I did not expect that racial inequality would be such a charged topic during the sessions. When I introduced the workshops I was expecting participants to focus on wider streets or on ways to improve the park, but those were not their immediate needs and wants.
Participants highlighted the violence and other public safety issues they face. Many feel unsafe when they visit their local parks and are afraid to bring their children because they see people smoking and breaking the law and do not want their children exposed to that. Being a Latina living in the Bronx, and, though, aware of the racial inequality that exists, because it is not part of my lived experience, I was caught by surprise that the issue of race was the big elephant in the room in both sessions. Many asked: “Why do we not have access to healthy food?
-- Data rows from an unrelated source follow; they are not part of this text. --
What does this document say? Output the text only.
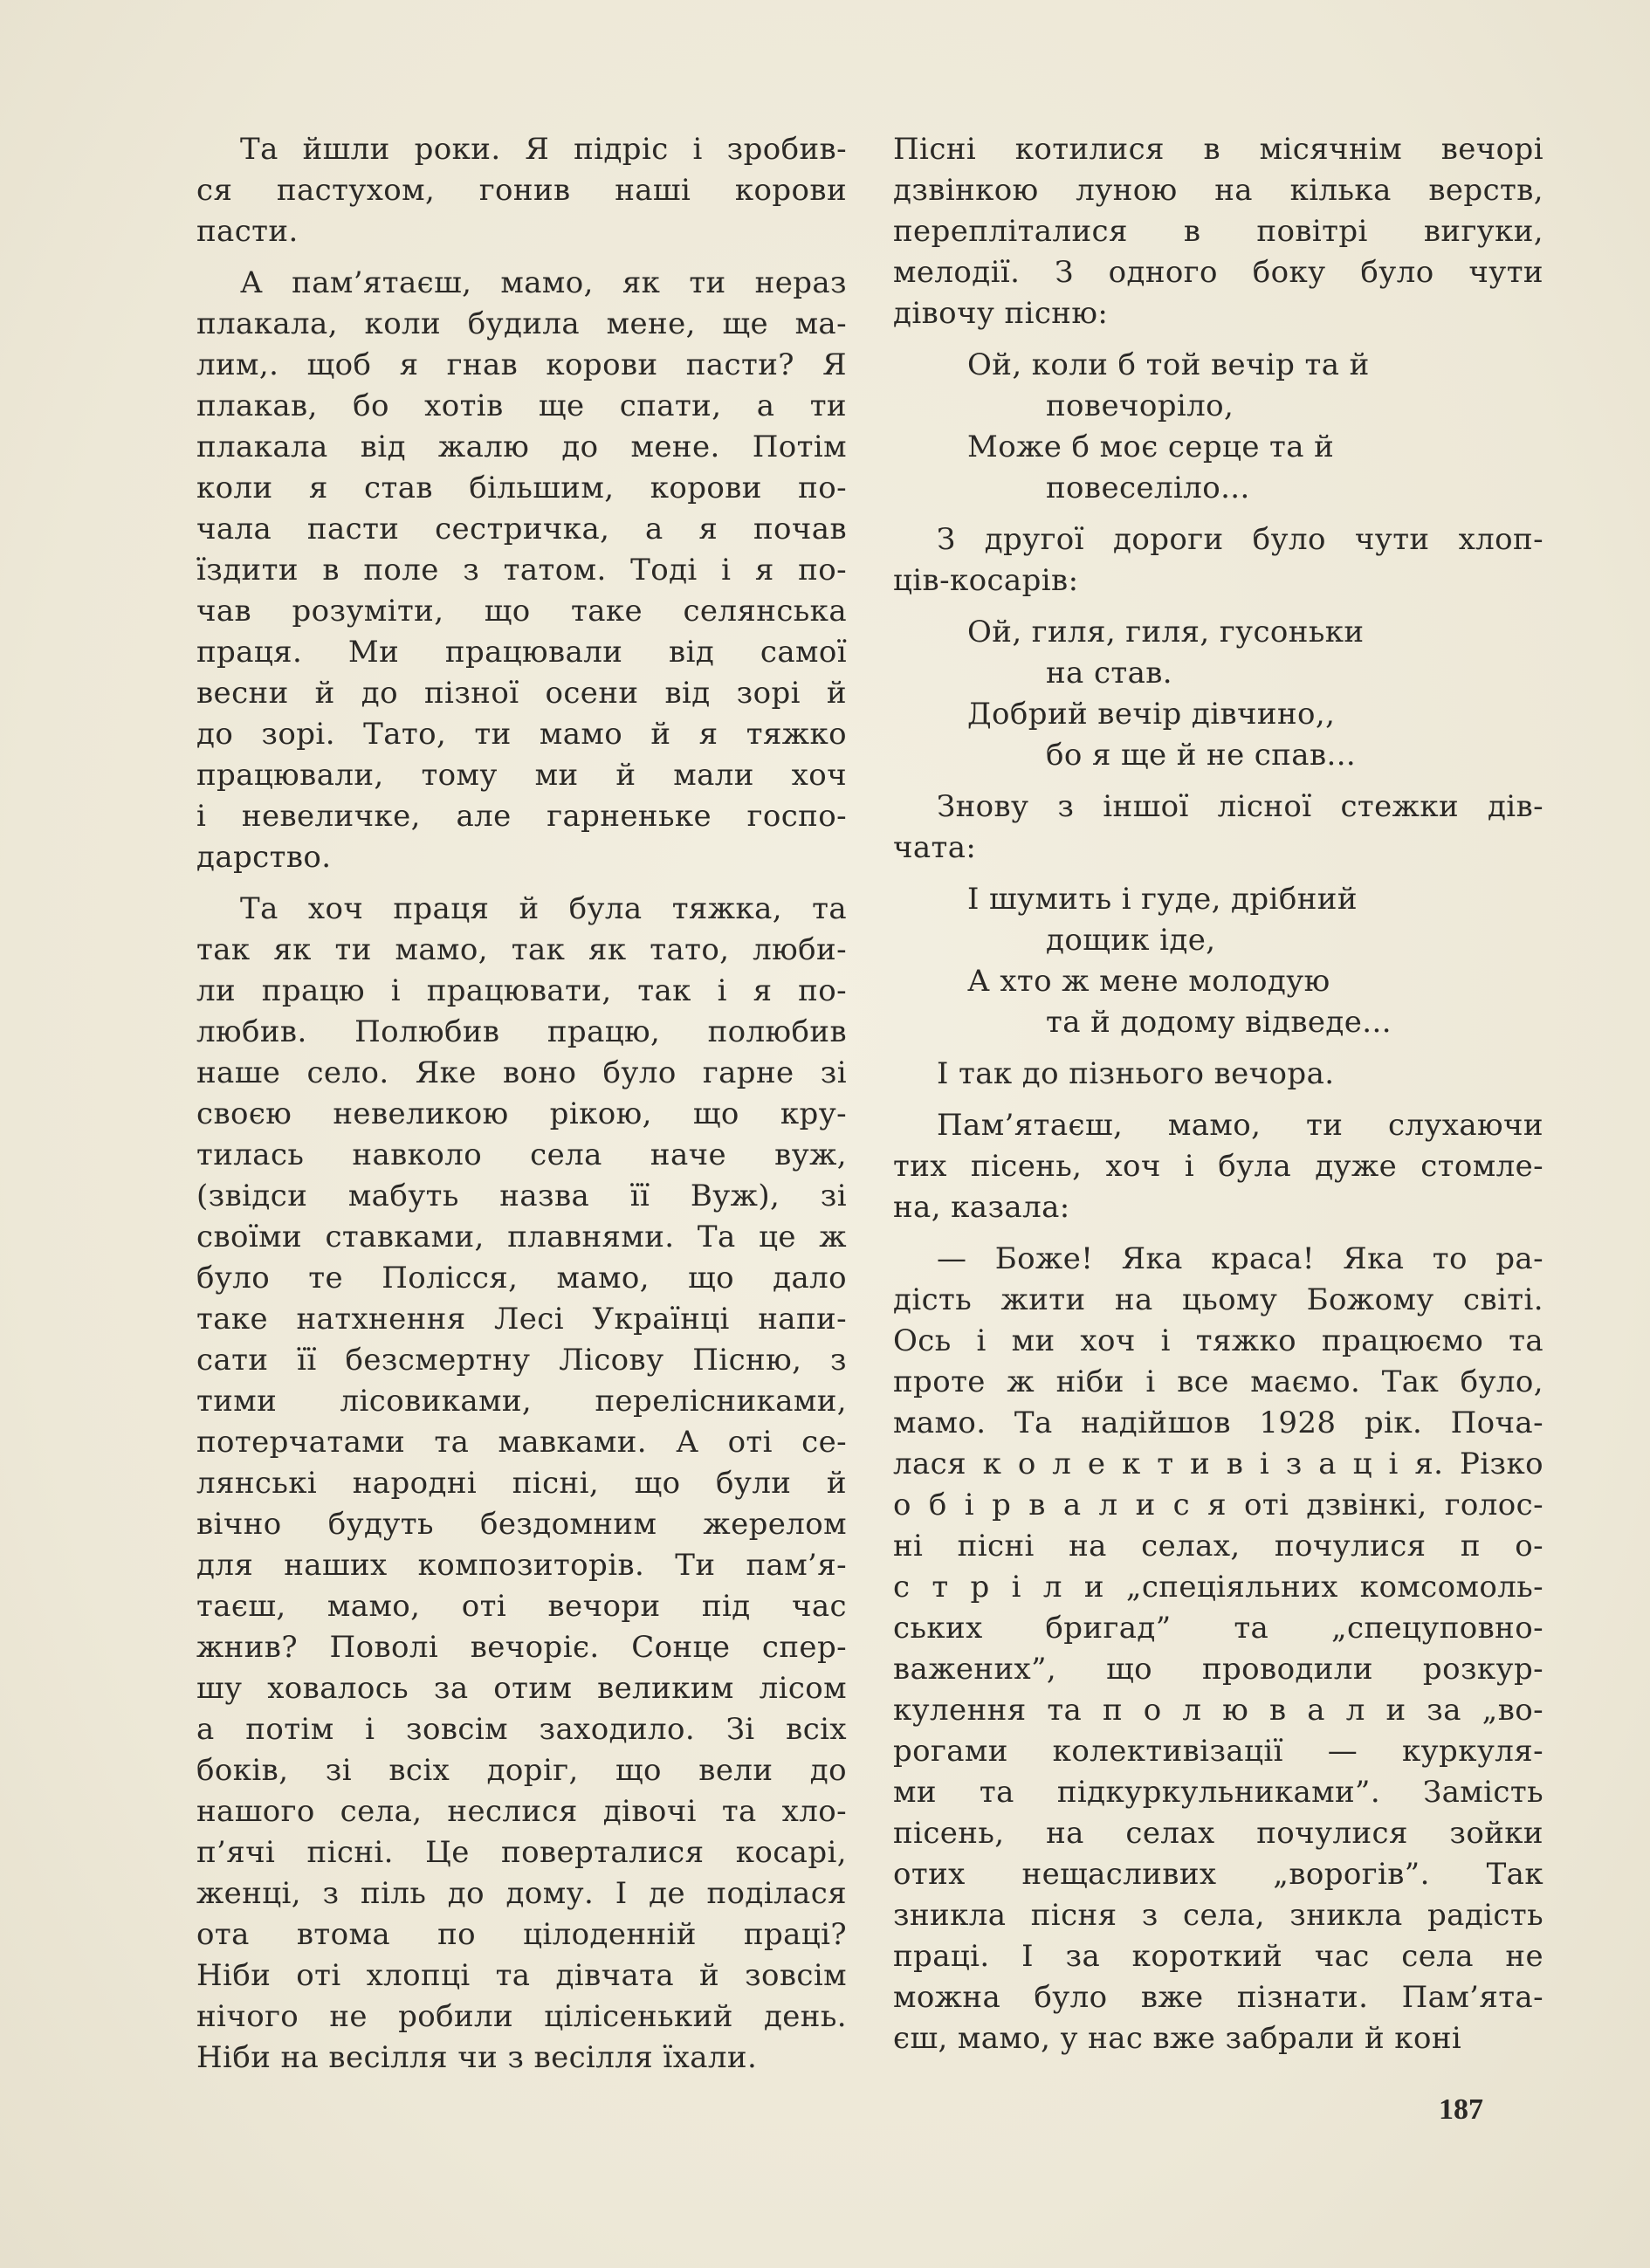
Та йшли роки. Я підріс і зробив-
ся пастухом, гонив наші корови
пасти.
А пам’ятаєш, мамо, як ти нераз
плакала, коли будила мене, ще ма-
лим,. щоб я гнав корови пасти? Я
плакав, бо хотів ще спати, а ти
плакала від жалю до мене. Потім
коли я став більшим, корови по-
чала пасти сестричка, а я почав
їздити в поле з татом. Тоді і я по-
чав розуміти, що таке селянська
праця. Ми працювали від самої
весни й до пізної осени від зорі й
до зорі. Тато, ти мамо й я тяжко
працювали, тому ми й мали хоч
і невеличке, але гарненьке госпо-
дарство.
Та хоч праця й була тяжка, та
так як ти мамо, так як тато, люби-
ли працю і працювати, так і я по-
любив. Полюбив працю, полюбив
наше село. Яке воно було гарне зі
своєю невеликою рікою, що кру-
тилась навколо села наче вуж,
(звідси мабуть назва її Вуж), зі
своїми ставками, плавнями. Та це ж
було те Полісся, мамо, що дало
таке натхнення Лесі Українці напи-
сати її безсмертну Лісову Пісню, з
тими лісовиками, перелісниками,
потерчатами та мавками. А оті се-
лянські народні пісні, що були й
вічно будуть бездомним жерелом
для наших композиторів. Ти пам’я-
таєш, мамо, оті вечори під час
жнив? Поволі вечоріє. Сонце спер-
шу ховалось за отим великим лісом
а потім і зовсім заходило. Зі всіх
боків, зі всіх доріг, що вели до
нашого села, неслися дівочі та хло-
п’ячі пісні. Це поверталися косарі,
женці, з піль до дому. І де поділася
ота втома по цілоденній праці?
Ніби оті хлопці та дівчата й зовсім
нічого не робили цілісенький день.
Ніби на весілля чи з весілля їхали.
Пісні котилися в місячнім вечорі
дзвінкою луною на кілька верств,
перепліталися в повітрі вигуки,
мелодії. З одного боку було чути
дівочу пісню:
Ой, коли б той вечір та й
повечоріло,
Може б моє серце та й
повеселіло...
З другої дороги було чути хлоп-
ців-косарів:
Ой, гиля, гиля, гусоньки
на став.
Добрий вечір дівчино,,
бо я ще й не спав...
Знову з іншої лісної стежки дів-
чата:
І шумить і гуде, дрібний
дощик іде,
А хто ж мене молодую
та й додому відведе...
І так до пізнього вечора.
Пам’ятаєш, мамо, ти слухаючи
тих пісень, хоч і була дуже стомле-
на, казала:
— Боже! Яка краса! Яка то ра-
дість жити на цьому Божому світі.
Ось і ми хоч і тяжко працюємо та
проте ж ніби і все маємо. Так було,
мамо. Та надійшов 1928 рік. Поча-
лася к о л е к т и в і з а ц і я. Різко
о б і р в а л и с я оті дзвінкі, голос-
ні пісні на селах, почулися п о-
с т р і л и „спеціяльних комсомоль-
ських бригад” та „спецуповно-
важених”, що проводили розкур-
кулення та п о л ю в а л и за „во-
рогами колективізації — куркуля-
ми та підкуркульниками”. Замість
пісень, на селах почулися зойки
отих нещасливих „ворогів”. Так
зникла пісня з села, зникла радість
праці. І за короткий час села не
можна було вже пізнати. Пам’ята-
єш, мамо, у нас вже забрали й коні
187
Why is our rent increasing and we are being pushed out of our community? Why is gentrification happening?”
I strongly believe that real change can happen and Bronx Health REACH, along with our partners’ efforts, are addressing this head on. But it is a community effort, and many stakeholders must take action. The Bronx has a bright future, and even though eliminating health disparities is hard work, we should not grow weary in our efforts, but persevere. The #Not62-The Campaign for A Healthy Bronx! brings together Bronx community organizations and residents to eliminate health disparities. After holding these visioning sessions with Christ the King and Victory Bible Church members it is clear that community members must have a seat at the table and be actively involved in the decision making since they know best the problems and can offer solutions.